ZeroDivisionError: division by zero

tony9378 commented 6 years ago

I followed your instruction and trained the model again, but when i run it as a demo, it always shows such an error.

tony9378 commented 6 years ago

Traceback (most recent call last): File "inference.py", line 192, in generate_output(input_files, mode) File "inference.py", line 162, in generate_output image = run_inference(image_orig, model, sess, mode, sign_map) File "inference.py", line 77, in run_inference boxes = nms(y_pred_conf, y_pred_loc, prob) File "E:\Masterarbeit\SSD_Project\model.py", line 248, in nms iou = calc_iou(box[:4], other_box[:4]) File "E:\Masterarbeit\SSD_Project\data_prep.py", line 28, in calc_iou iou = intersection / union ZeroDivisionError: division by zero

sudonto commented 6 years ago

@tony9378 ,

Have you figured out to this issue? I face the same problem with you. Everytime I finished training my network, I load the new model.ckpt and this error arose.

YashBansod commented 6 years ago

I think I have figured out why the error might be happening. Can someone tell me the size of their data_prep_400x260.p. Is it 514 MB? Or is it something less?

sudonto commented 6 years ago

@YashBansod , My data_prep_400x260.p is 514MB (514,001,478 bytes to be precise)

YashBansod commented 6 years ago

The Div by Zero occurs for one of the two reasons (atleast the ones I have found):

If your data_prep_400x260.p is not made properly. (Verify that it is around 514 MB in size)
If you model was not trained for sufficient number of epochs (i.e. your model must have converged to a certain extent. Maybe value of some variable is very small ~= 0 at the time you ended your training).

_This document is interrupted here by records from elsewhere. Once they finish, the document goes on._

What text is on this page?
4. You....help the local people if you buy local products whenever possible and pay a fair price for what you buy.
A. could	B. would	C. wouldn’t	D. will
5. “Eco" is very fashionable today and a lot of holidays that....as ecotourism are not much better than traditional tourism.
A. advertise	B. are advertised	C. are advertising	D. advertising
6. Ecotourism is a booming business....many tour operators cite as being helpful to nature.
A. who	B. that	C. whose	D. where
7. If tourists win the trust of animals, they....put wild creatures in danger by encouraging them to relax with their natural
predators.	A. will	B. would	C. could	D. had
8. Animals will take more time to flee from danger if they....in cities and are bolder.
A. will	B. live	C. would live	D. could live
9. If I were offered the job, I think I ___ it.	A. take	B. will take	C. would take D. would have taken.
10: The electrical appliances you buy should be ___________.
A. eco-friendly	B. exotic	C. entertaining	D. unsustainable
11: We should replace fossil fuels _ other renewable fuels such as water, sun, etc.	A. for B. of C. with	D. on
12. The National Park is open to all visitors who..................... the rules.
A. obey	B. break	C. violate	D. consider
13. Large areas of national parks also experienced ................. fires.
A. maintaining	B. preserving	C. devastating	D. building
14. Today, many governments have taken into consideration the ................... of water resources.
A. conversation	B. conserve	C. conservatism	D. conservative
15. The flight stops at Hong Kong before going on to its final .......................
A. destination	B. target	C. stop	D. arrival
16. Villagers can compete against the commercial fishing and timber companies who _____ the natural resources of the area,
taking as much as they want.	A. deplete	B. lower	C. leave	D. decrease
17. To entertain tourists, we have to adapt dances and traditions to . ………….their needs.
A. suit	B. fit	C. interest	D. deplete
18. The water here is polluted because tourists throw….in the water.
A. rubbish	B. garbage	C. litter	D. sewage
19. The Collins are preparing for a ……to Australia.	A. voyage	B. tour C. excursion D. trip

To avoid the first problem, just redo the data prep process properly

To avoid the second from happening, change the learning rate to at least 0.01 (its set at 0.001 in the code) and train it for at least 20 Epochs. Your model won't converge much at this point but at least you won't get the Div by Zero Error.

@tony9378 @sudonto can you confirm if this solves your problem?

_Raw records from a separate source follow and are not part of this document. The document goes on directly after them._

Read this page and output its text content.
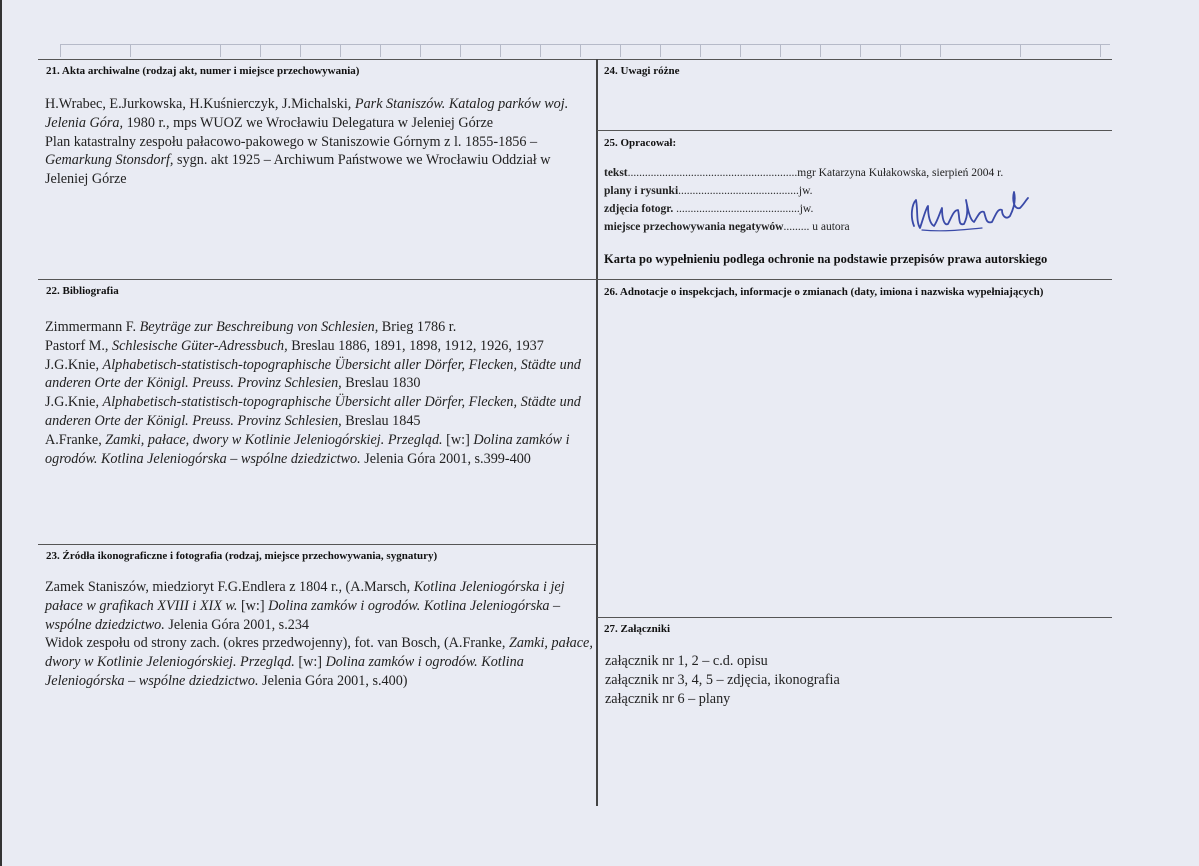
21. Akta archiwalne (rodzaj akt, numer i miejsce przechowywania)

H.Wrabec, E.Jurkowska, H.Kuśnierczyk, J.Michalski, Park Staniszów. Katalog parków woj. Jelenia Góra, 1980 r., mps WUOZ we Wrocławiu Delegatura w Jeleniej Górze

Plan katastralny zespołu pałacowo-pakowego w Staniszowie Górnym z l. 1855-1856 – Gemarkung Stonsdorf, sygn. akt 1925 – Archiwum Państwowe we Wrocławiu Oddział w Jeleniej Górze

22. Bibliografia

Zimmermann F. Beyträge zur Beschreibung von Schlesien, Brieg 1786 r.

Pastorf M., Schlesische Güter-Adressbuch, Breslau 1886, 1891, 1898, 1912, 1926, 1937

J.G.Knie, Alphabetisch-statistisch-topographische Übersicht aller Dörfer, Flecken, Städte und anderen Orte der Königl. Preuss. Provinz Schlesien, Breslau 1830

J.G.Knie, Alphabetisch-statistisch-topographische Übersicht aller Dörfer, Flecken, Städte und anderen Orte der Königl. Preuss. Provinz Schlesien, Breslau 1845

A.Franke, Zamki, pałace, dwory w Kotlinie Jeleniogórskiej. Przegląd. [w:] Dolina zamków i ogrodów. Kotlina Jeleniogórska – wspólne dziedzictwo. Jelenia Góra 2001, s.399-400

23. Źródła ikonograficzne i fotografia (rodzaj, miejsce przechowywania, sygnatury)

Zamek Staniszów, miedzioryt F.G.Endlera z 1804 r., (A.Marsch, Kotlina Jeleniogórska i jej pałace w grafikach XVIII i XIX w. [w:] Dolina zamków i ogrodów. Kotlina Jeleniogórska – wspólne dziedzictwo. Jelenia Góra 2001, s.234

Widok zespołu od strony zach. (okres przedwojenny), fot. van Bosch, (A.Franke, Zamki, pałace, dwory w Kotlinie Jeleniogórskiej. Przegląd. [w:] Dolina zamków i ogrodów. Kotlina Jeleniogórska – wspólne dziedzictwo. Jelenia Góra 2001, s.400)

24. Uwagi różne
25. Opracował:
tekst...........................................................mgr Katarzyna Kułakowska, sierpień 2004 r.
plany i rysunki..........................................jw.
zdjęcia fotogr. ...........................................jw.
miejsce przechowywania negatywów......... u autora
Karta po wypełnieniu podlega ochronie na podstawie przepisów prawa autorskiego
26. Adnotacje o inspekcjach, informacje o zmianach (daty, imiona i nazwiska wypełniających)
27. Załączniki

załącznik nr 1, 2 – c.d. opisu

załącznik nr 3, 4, 5 – zdjęcia, ikonografia

załącznik nr 6 – plany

DRosemei commented 6 years ago

@sudonto @YashBansod My data_prep_400x260.p is 2.1GB, and the result after running inference.py is not good. I have followed your steps to run data_prep.py. Could you tell me why?

YashBansod commented 6 years ago

@DRosemei there is something wrong that you are doing before executing data_prep.py. Please follow the pre-processing instructions (all the steps before executing python data_prep.py ) and your data_prep_400x260.p should be around 514 MB. Also, can you try plotting the cost function and see that it was at it's least when you ended your training. For me, it started to rise after certain epochs in one experiment. Anyway, It has been a long time since I worked on this and the code is really not good if you plan to just use it for any sort of benchmarking. Try the original implementations for that. Rather my purpose was for understanding an implementation of SSD in TF and this seemed to be more readable than other. The inference may not be optimal, as the model overfits the data.

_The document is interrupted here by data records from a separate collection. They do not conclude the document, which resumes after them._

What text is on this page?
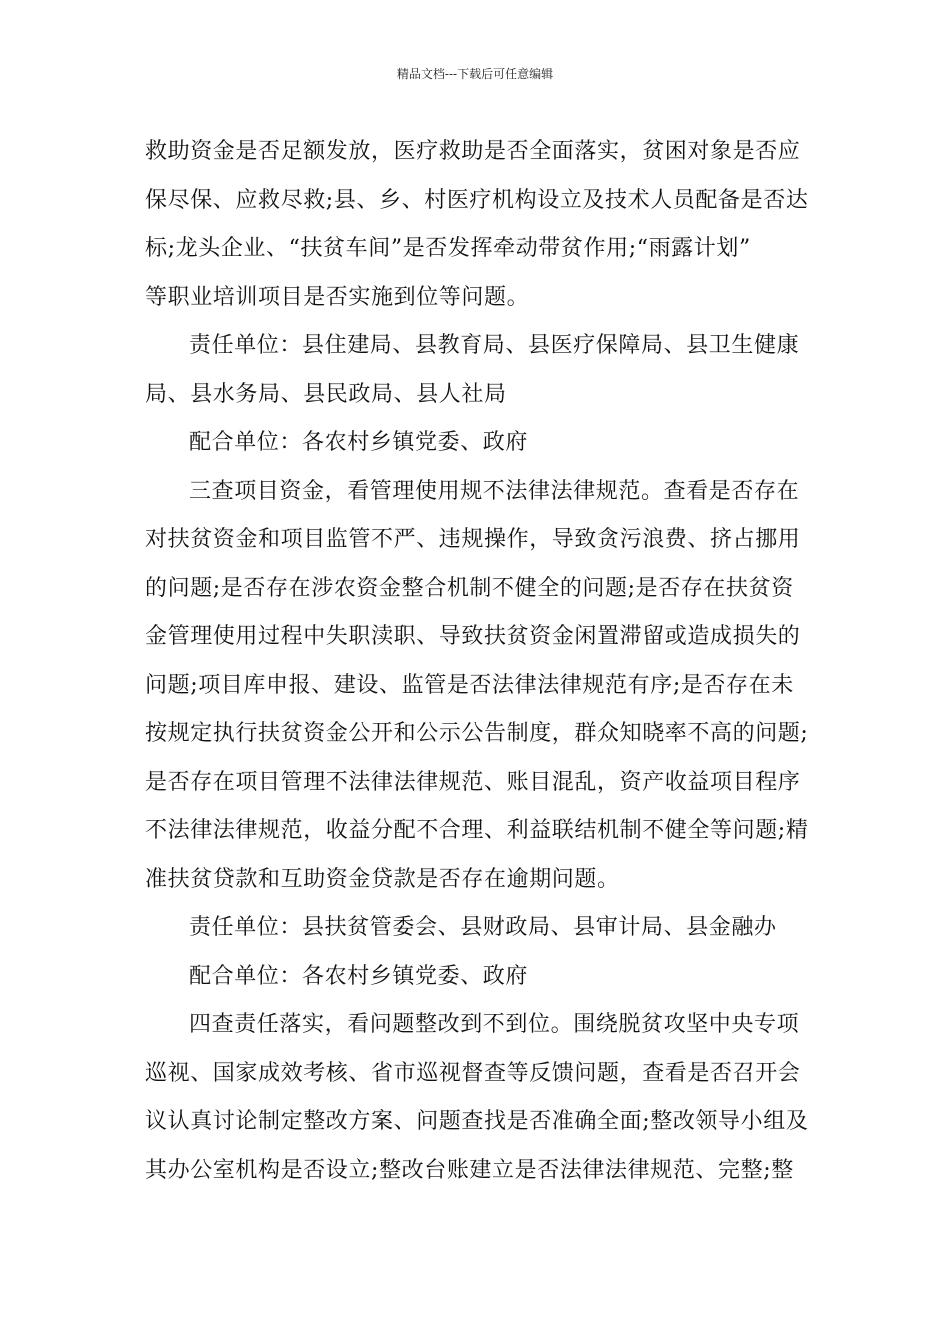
精品文档---下载后可任意编辑

救助资金是否足额发放，医疗救助是否全面落实，贫困对象是否应
保尽保、应救尽救;县、乡、村医疗机构设立及技术人员配备是否达
标;龙头企业、“扶贫车间”是否发挥牵动带贫作用;“雨露计划”
等职业培训项目是否实施到位等问题。

责任单位：县住建局、县教育局、县医疗保障局、县卫生健康
局、县水务局、县民政局、县人社局

配合单位：各农村乡镇党委、政府

三查项目资金，看管理使用规不法律法律规范。查看是否存在
对扶贫资金和项目监管不严、违规操作，导致贪污浪费、挤占挪用
的问题;是否存在涉农资金整合机制不健全的问题;是否存在扶贫资
金管理使用过程中失职渎职、导致扶贫资金闲置滞留或造成损失的
问题;项目库申报、建设、监管是否法律法律规范有序;是否存在未
按规定执行扶贫资金公开和公示公告制度，群众知晓率不高的问题;
是否存在项目管理不法律法律规范、账目混乱，资产收益项目程序
不法律法律规范，收益分配不合理、利益联结机制不健全等问题;精
准扶贫贷款和互助资金贷款是否存在逾期问题。

责任单位：县扶贫管委会、县财政局、县审计局、县金融办

配合单位：各农村乡镇党委、政府

四查责任落实，看问题整改到不到位。围绕脱贫攻坚中央专项
巡视、国家成效考核、省市巡视督查等反馈问题，查看是否召开会
议认真讨论制定整改方案、问题查找是否准确全面;整改领导小组及
其办公室机构是否设立;整改台账建立是否法律法律规范、完整;整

Jasonsun1993 commented 6 years ago

@YashBansod My data_raw_400x260.p is 1.4M. But there was no "error" tip. What's wrong with my code?? PS : I downloaded the full dataset, and tackled it.

DRosemei commented 6 years ago

@YashBansod Sorry to reply late. Thank you for your reply. I have done pre-processing instructions carefully for several times, but the size dosen't change. By the way, my data_raw_400*260.p is 921.7kb. Is it right? Besides, when I ran inference.py by restoring the model author gave, the result is not good. Only a few boxes are right. As for plotting the cost function, I'm sorry I just start learning DL, so I can't help you. If possible, would you mind sending me a copy of your code because I have wasted a lot of time on it. My email address is 13261197616mrh@gmail.com. Thank you again.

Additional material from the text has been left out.